の、乗り込むのは流石に危険じゃないですかね? 三琴君にも相手を刺激させるような行動は慎めといわれていますし、それに、僕は最終手段のサイレンのスイッチ担当ですし。
「そうだね、行動は慎重にしないといけないよねぇ。でも……」
副部長さんは、首傾げます。
「放送室で何をするつもりなんだろう?」
「放送室で侵入者がすることって言えば、一つしかないじゃない!」
山菊先輩が得意げに言います。
「この学校は我々が乗っ取ったー、的なやつだよ」
ハイジャックならぬ、スクールジャックですか!? そんな事が起きてしまったら、一大事ですよ。
そんな事が起こってしまっては僕のモニタリング実況が破綻してしまいます。急いで、放送室の様子を……。
あれ? 放送室を映す監視カメラって無いんですか? どのボタンを切り替えても映らないんですけども。
「あー、放送室の監視カメラは確か故障していたんじゃないかなぁ? 特に緊急性が無いからって1年くらい放置されていたはず」
緊急性があるじゃないですかー! 今、とっても緊急性がありますよー。
これは、もしかすると、もしかするんじゃないですかー!
「放送室に……」
「殴りこみだね。

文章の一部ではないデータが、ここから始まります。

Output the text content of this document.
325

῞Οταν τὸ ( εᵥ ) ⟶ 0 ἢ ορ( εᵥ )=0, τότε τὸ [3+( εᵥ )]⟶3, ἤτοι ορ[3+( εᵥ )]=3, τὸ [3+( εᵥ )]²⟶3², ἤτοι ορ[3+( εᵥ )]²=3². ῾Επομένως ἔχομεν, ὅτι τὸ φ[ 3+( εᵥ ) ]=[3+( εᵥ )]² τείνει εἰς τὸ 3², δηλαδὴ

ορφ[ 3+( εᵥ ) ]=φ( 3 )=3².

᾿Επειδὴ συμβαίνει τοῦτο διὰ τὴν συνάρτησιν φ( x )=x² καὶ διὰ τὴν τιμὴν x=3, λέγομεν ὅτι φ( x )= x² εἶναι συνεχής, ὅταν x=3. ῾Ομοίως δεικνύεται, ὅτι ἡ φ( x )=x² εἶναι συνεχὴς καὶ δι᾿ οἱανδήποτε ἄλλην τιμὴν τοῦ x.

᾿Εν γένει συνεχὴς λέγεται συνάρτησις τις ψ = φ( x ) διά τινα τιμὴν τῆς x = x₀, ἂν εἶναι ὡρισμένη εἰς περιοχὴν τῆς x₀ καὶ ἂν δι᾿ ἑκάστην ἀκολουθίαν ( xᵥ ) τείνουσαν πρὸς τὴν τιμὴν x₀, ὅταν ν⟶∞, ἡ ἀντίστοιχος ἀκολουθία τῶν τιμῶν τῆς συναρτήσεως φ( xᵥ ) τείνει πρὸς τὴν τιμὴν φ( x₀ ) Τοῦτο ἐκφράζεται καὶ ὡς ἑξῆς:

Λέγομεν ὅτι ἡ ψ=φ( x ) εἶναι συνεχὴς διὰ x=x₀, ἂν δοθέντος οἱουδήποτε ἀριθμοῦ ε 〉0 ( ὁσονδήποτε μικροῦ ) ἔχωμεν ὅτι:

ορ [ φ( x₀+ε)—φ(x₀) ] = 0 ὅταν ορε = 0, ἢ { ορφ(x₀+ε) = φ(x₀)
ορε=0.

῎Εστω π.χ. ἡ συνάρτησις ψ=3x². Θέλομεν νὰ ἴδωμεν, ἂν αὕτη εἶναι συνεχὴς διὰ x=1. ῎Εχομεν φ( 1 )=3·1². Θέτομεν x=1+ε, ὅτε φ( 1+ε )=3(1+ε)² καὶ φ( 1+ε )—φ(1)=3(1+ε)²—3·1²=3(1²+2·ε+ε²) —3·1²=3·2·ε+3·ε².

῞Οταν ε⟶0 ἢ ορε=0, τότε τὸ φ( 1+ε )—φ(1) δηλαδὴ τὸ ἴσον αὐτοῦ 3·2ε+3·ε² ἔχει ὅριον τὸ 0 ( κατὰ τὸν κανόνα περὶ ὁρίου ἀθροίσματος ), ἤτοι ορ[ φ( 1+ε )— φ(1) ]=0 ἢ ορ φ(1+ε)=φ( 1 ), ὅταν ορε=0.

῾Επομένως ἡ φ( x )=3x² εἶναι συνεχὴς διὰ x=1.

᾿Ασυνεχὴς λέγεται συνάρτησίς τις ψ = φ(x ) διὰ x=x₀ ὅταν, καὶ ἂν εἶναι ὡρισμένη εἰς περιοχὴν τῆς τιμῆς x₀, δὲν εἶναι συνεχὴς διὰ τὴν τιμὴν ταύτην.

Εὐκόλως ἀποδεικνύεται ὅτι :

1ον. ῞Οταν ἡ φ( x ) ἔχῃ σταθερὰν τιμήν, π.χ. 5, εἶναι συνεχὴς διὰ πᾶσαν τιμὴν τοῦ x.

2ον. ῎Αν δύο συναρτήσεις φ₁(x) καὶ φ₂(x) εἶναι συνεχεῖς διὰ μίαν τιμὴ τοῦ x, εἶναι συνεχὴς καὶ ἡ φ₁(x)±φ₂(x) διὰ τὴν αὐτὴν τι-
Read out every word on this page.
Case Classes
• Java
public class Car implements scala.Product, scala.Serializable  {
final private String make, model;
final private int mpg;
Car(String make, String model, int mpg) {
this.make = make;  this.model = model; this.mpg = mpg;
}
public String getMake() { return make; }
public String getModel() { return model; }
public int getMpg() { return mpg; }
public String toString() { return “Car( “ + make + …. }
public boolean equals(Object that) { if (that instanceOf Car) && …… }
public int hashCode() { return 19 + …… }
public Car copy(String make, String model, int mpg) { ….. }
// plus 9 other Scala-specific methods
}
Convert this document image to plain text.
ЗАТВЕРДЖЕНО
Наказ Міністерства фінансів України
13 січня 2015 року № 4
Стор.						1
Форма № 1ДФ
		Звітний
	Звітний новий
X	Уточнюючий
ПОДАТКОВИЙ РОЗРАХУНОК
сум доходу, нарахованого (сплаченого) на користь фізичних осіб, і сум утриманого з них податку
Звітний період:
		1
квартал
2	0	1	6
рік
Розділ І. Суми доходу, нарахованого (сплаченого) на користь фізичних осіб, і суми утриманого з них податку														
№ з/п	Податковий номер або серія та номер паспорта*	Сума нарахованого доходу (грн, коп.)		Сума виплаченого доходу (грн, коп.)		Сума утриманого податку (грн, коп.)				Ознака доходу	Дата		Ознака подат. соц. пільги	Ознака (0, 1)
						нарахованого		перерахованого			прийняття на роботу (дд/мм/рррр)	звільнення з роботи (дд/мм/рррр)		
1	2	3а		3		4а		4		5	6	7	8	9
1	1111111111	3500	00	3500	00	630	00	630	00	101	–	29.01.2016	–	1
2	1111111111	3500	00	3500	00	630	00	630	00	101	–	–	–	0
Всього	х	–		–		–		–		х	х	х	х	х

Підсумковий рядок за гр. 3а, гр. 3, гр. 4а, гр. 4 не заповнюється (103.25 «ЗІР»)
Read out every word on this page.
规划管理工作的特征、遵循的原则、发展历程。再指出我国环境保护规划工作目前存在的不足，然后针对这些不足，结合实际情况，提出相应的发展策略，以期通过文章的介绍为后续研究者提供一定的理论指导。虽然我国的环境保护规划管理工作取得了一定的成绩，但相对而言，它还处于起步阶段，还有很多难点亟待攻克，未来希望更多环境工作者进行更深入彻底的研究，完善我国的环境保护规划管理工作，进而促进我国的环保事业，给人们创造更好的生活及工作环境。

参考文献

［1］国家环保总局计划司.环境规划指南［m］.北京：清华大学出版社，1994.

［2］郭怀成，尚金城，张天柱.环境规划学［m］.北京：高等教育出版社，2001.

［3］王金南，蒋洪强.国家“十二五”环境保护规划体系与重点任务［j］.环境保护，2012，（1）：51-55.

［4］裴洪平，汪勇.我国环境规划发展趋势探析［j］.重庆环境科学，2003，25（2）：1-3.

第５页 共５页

嗚呼、殴りこむのが何処かの組の事務所で、ソコに乗り込む、若頭とその手下とかいうシチュがいいんだけどなぁ」
山菊先輩が悦に浸っていますね。そんなことより、放送室見に行ってみますか?
「そうだね。あ、そういえば、山吹君は今、英語のテスト中だったよね」
はい、そうですよ? それがどうしましたか?
「もしかしてさ、テスト問題にリスニング問題ってある?」
リスニング問題ですか? ちょっと待って下さい。探しますので……。
あ、ありました、リスニング問題。8問ほど出題されてますね。
「なら、ちょっと急いで放送室へ行ったほうがいいかもしれないね。茶山陣学園のテストでリスニング問題は、テスト開始からちょうど30分後に出題される。これは、各学年共通なんだけど、今、謎の物体が放送室を入ったということは、マイクとかの放送機材をいじられたらちょっとヤバイ状況になっちゃうかもね」
謎の声とか入ったらそれこそ学園が大騒ぎじゃないですか。現在、テストが始まって20分経過してますね。あと10分でリスニング問題の放送が始まってしまいます。
急ぎましょう。僕のモニタリング実況の未来のために。
でも、謎の物体に見つかった場合はどうしましょう?
「万が一のために、私のクレポンを持っていくよ。プラモデルサイズの可愛いロボちゃんを」
山菊先輩はそういって、作業部屋へと取りに行ってしまわれました。頼もしいですよ、お二人とも。
それでは、いざ行かん。放送室へ。
【次回予告】
僕は確かボタンを押す役割のはずなのに、どうしてこういうことになったのでしょうか?
細かいことは考えるなって? そんなの無茶に決まっているじゃないですか。僕はこう見えても繊細なんですよ!
それはともかく、放送室に向かう、僕ら三人に待ち受けるものとは。